Christian Lüscher, conseiller national PLR genevois (vidéo)
Christian Lüscher, conseiller national PLR genevois (vidéo) La Matinale / 6 min. / le 05 mars 2018
Le conseiller national Christian Lüscher (PLR-GE) s'est vivement opposé lundi au principe de transparence du financement des partis politiques, accepté dimanche dans les cantons de Fribourg et de Schwyz.
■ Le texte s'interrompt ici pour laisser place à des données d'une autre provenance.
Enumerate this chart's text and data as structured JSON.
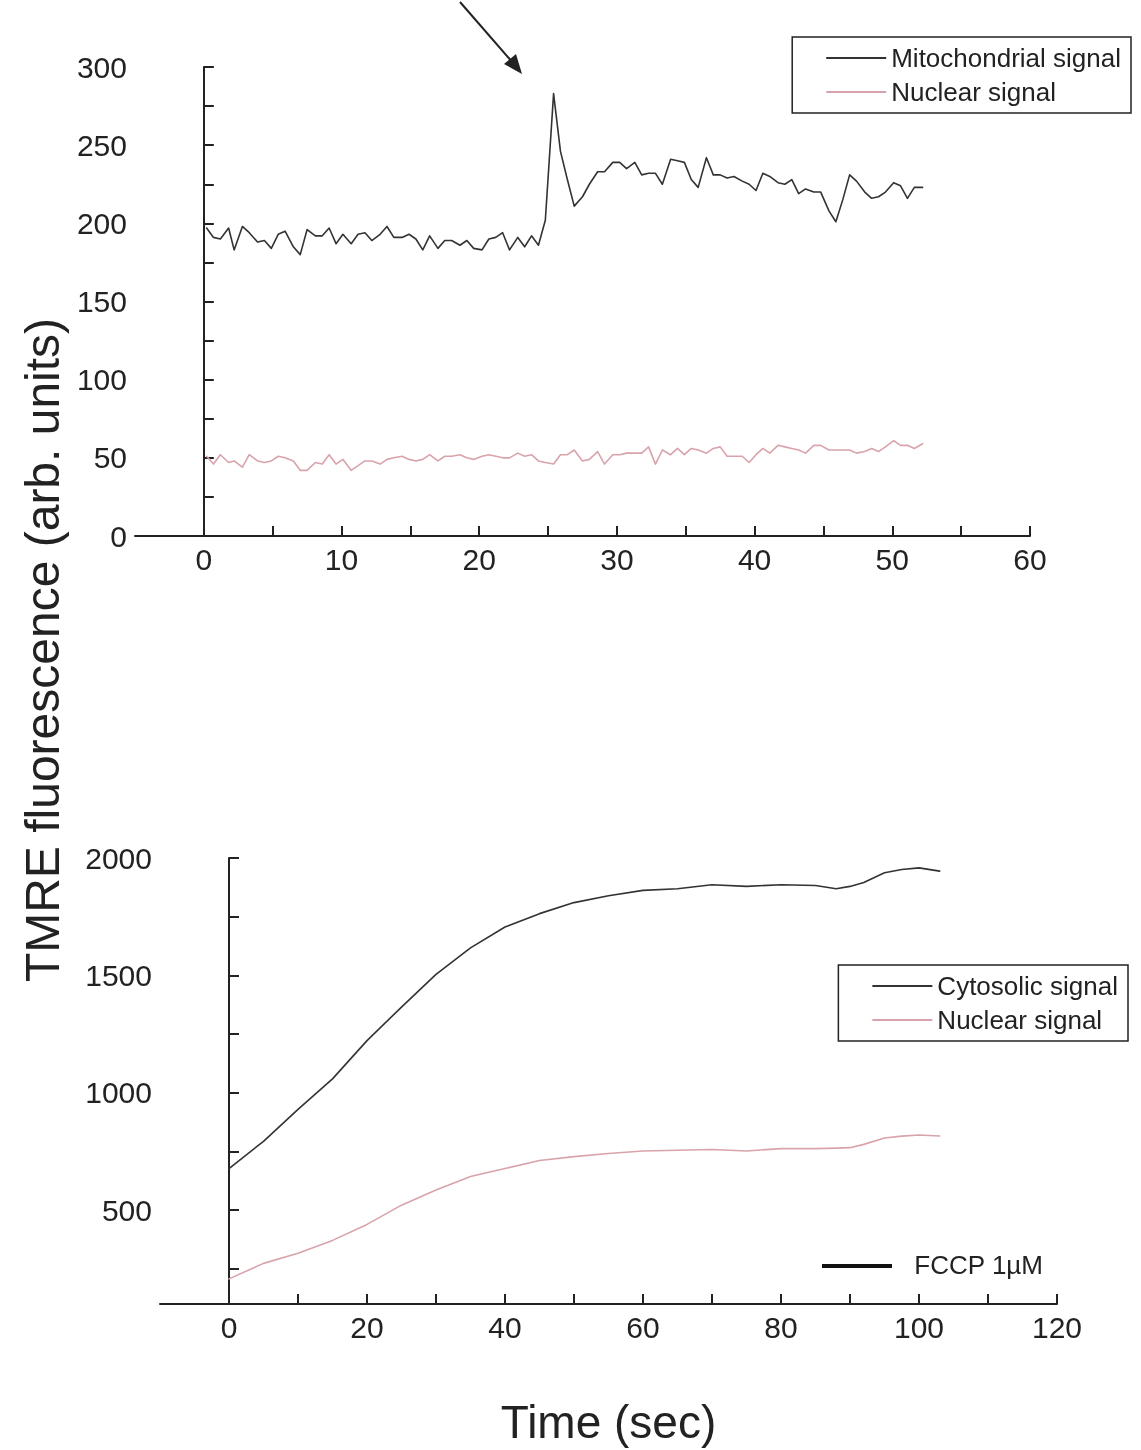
{
  "chart_data": [
    {
      "type": "line",
      "ylabel": "TMRE fluorescence (arb. units)",
      "x": [
        0.2,
        0.7,
        1.2,
        1.8,
        2.2,
        2.8,
        3.3,
        3.9,
        4.4,
        4.9,
        5.4,
        5.9,
        6.5,
        7.0,
        7.5,
        8.1,
        8.6,
        9.1,
        9.6,
        10.1,
        10.7,
        11.2,
        11.7,
        12.2,
        12.8,
        13.3,
        13.8,
        14.4,
        14.9,
        15.4,
        15.9,
        16.4,
        17.0,
        17.5,
        18.0,
        18.6,
        19.1,
        19.6,
        20.2,
        20.7,
        21.2,
        21.7,
        22.2,
        22.8,
        23.3,
        23.8,
        24.3,
        24.8,
        25.4,
        25.9,
        26.4,
        26.9,
        27.5,
        28.0,
        28.6,
        29.1,
        29.7,
        30.2,
        30.7,
        31.3,
        31.8,
        32.3,
        32.8,
        33.3,
        33.9,
        34.4,
        34.9,
        35.4,
        35.9,
        36.5,
        37.0,
        37.5,
        38.0,
        38.5,
        39.1,
        39.6,
        40.1,
        40.6,
        41.1,
        41.7,
        42.2,
        42.7,
        43.2,
        43.7,
        44.3,
        44.8,
        45.4,
        45.9,
        46.4,
        46.9,
        47.4,
        48.0,
        48.5,
        49.0,
        49.5,
        50.1,
        50.6,
        51.1,
        51.6,
        52.2
      ],
      "series": [
        {
          "name": "Mitochondrial signal",
          "color": "#333333",
          "values": [
            197,
            191,
            190,
            197,
            183,
            198,
            194,
            188,
            189,
            184,
            193,
            195,
            185,
            180,
            196,
            192,
            192,
            197,
            187,
            193,
            187,
            193,
            194,
            189,
            193,
            198,
            191,
            191,
            193,
            190,
            183,
            192,
            184,
            189,
            189,
            186,
            189,
            184,
            183,
            190,
            191,
            194,
            183,
            191,
            185,
            192,
            186,
            202,
            283,
            246,
            228,
            211,
            217,
            225,
            233,
            233,
            239,
            239,
            235,
            239,
            231,
            232,
            232,
            225,
            241,
            240,
            239,
            228,
            223,
            242,
            231,
            231,
            229,
            230,
            227,
            225,
            221,
            232,
            230,
            226,
            225,
            228,
            219,
            222,
            220,
            220,
            208,
            201,
            215,
            231,
            227,
            220,
            216,
            217,
            220,
            226,
            224,
            216,
            223,
            223
          ]
        },
        {
          "name": "Nuclear signal",
          "color": "#d9a3ab",
          "values": [
            51,
            46,
            52,
            47,
            48,
            44,
            52,
            48,
            47,
            48,
            51,
            50,
            48,
            42,
            42,
            47,
            46,
            52,
            46,
            49,
            42,
            45,
            48,
            48,
            46,
            49,
            50,
            51,
            49,
            48,
            49,
            52,
            48,
            51,
            51,
            52,
            50,
            49,
            51,
            52,
            51,
            50,
            50,
            53,
            51,
            52,
            48,
            47,
            46,
            52,
            52,
            55,
            48,
            49,
            54,
            46,
            52,
            52,
            53,
            53,
            53,
            57,
            46,
            55,
            52,
            56,
            52,
            56,
            55,
            53,
            56,
            57,
            51,
            51,
            51,
            47,
            52,
            56,
            53,
            58,
            57,
            56,
            55,
            53,
            58,
            58,
            55,
            55,
            55,
            55,
            53,
            54,
            56,
            54,
            57,
            61,
            58,
            58,
            56,
            59
          ]
        }
      ],
      "xlim": [
        -5,
        60
      ],
      "xticks": [
        0,
        {
          "value": 5,
          "label": null
        },
        10,
        {
          "value": 15,
          "label": null
        },
        20,
        {
          "value": 25,
          "label": null
        },
        30,
        {
          "value": 35,
          "label": null
        },
        40,
        {
          "value": 45,
          "label": null
        },
        50,
        {
          "value": 55,
          "label": null
        },
        60
      ],
      "ylim": [
        0,
        300
      ],
      "yticks": [
        0,
        {
          "value": 25,
          "label": null
        },
        50,
        {
          "value": 75,
          "label": null
        },
        100,
        {
          "value": 125,
          "label": null
        },
        150,
        {
          "value": 175,
          "label": null
        },
        200,
        {
          "value": 225,
          "label": null
        },
        250,
        {
          "value": 275,
          "label": null
        },
        300
      ],
      "legend": "top right",
      "marker": "none",
      "line_style": "solid"
    },
    {
      "type": "line",
      "xlabel": "Time (sec)",
      "annotations": [
        "FCCP 1µM"
      ],
      "x": [
        0,
        5,
        10,
        15,
        20,
        25,
        30,
        35,
        40,
        45,
        50,
        55,
        60,
        65,
        70,
        75,
        80,
        85,
        88,
        90,
        92,
        95,
        97.5,
        100,
        103
      ],
      "series": [
        {
          "name": "Cytosolic signal",
          "color": "#333333",
          "values": [
            677,
            793,
            929,
            1059,
            1222,
            1365,
            1504,
            1617,
            1706,
            1763,
            1810,
            1839,
            1862,
            1869,
            1886,
            1879,
            1886,
            1883,
            1869,
            1879,
            1896,
            1937,
            1951,
            1958,
            1944
          ]
        },
        {
          "name": "Nuclear signal",
          "color": "#d9a3ab",
          "values": [
            207,
            273,
            316,
            371,
            439,
            521,
            586,
            643,
            677,
            711,
            728,
            741,
            752,
            755,
            758,
            752,
            762,
            762,
            764,
            766,
            780,
            807,
            815,
            820,
            816
          ]
        }
      ],
      "xlim": [
        -10,
        120
      ],
      "xticks": [
        0,
        {
          "value": 10,
          "label": null
        },
        20,
        {
          "value": 30,
          "label": null
        },
        40,
        {
          "value": 50,
          "label": null
        },
        60,
        {
          "value": 70,
          "label": null
        },
        80,
        {
          "value": 90,
          "label": null
        },
        100,
        {
          "value": 110,
          "label": null
        },
        120
      ],
      "ylim": [
        100,
        2000
      ],
      "yticks": [
        {
          "value": 250,
          "label": null
        },
        500,
        {
          "value": 750,
          "label": null
        },
        1000,
        {
          "value": 1250,
          "label": null
        },
        1500,
        {
          "value": 1750,
          "label": null
        },
        2000
      ],
      "legend": "right",
      "marker": "none",
      "line_style": "solid"
    }
  ]
}
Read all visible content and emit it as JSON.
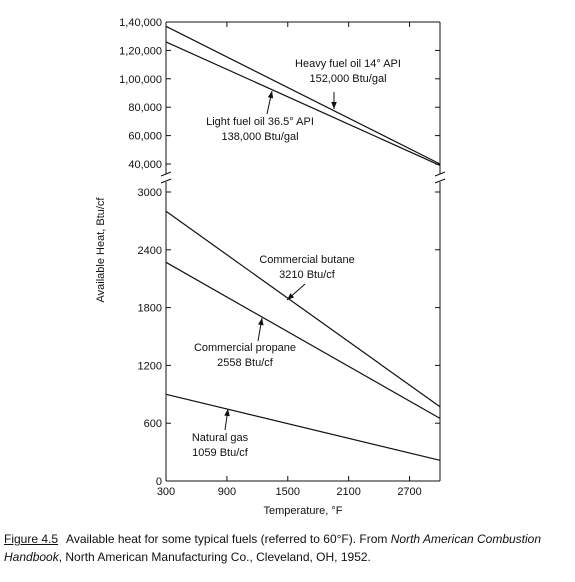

Les Fribourgeois et les Schwytzois se sont prononcés en faveur de la publication des budgets de campagnes et de leurs gros donateurs. Il y a désormais cinq cantons dotés d'une loi sur ce sujet. En outre, le peuple suisse votera en 2019 sur une initiative pour davantage de transparence dans le financement de la vie politique.

>> Lire aussi: Fribourg et Schwyz introduisent la transparence financière des partis

Invité dans La Matinale de la RTS, Christian Lüscher a déploré un effet de mode: "Celui-ci ne touche d'ailleurs pas uniquement la question du financement des partis politiques. Cela démontre aussi une volonté malsaine qui, depuis une décennie gangrène notre société. Tout le monde devrait tout savoir à propos de tout le monde (...) Tout cela devient ridicule et je pense que cette mode de la transparence va bientôt disparaître."

Selon l'élu PLR, "le citoyen se moque totalement de savoir qui finance quel parti". Et d'ajouter: "Il existe à Genève une loi qui permet à chacun d'aller consulter le registre des donateurs de chaque parti. Il y a environ une visite par année. Cela n'intéresse absolument personne. Ce qui intéresse la population, c'est de savoir si les partis et les parlementaires sont indépendants des donateurs."

"Une forme de voyeurisme"

"Nous vivons dans un pays où la sphère publique est encore protégée", a tenu à souligner le conseiller national. "Ce qui compte, c'est que l'on respecte les règles comptables, les règles de financement imposées par le Code des obligations."

La transparence du financement des partis dénote un certain voyeurisme, d'après Christian Lüscher, qui craint un découragement de la part des donateurs. "Nous arriverons ainsi à ce dont rêvent les socialistes, c'est-à-dire le financement public des partis politiques."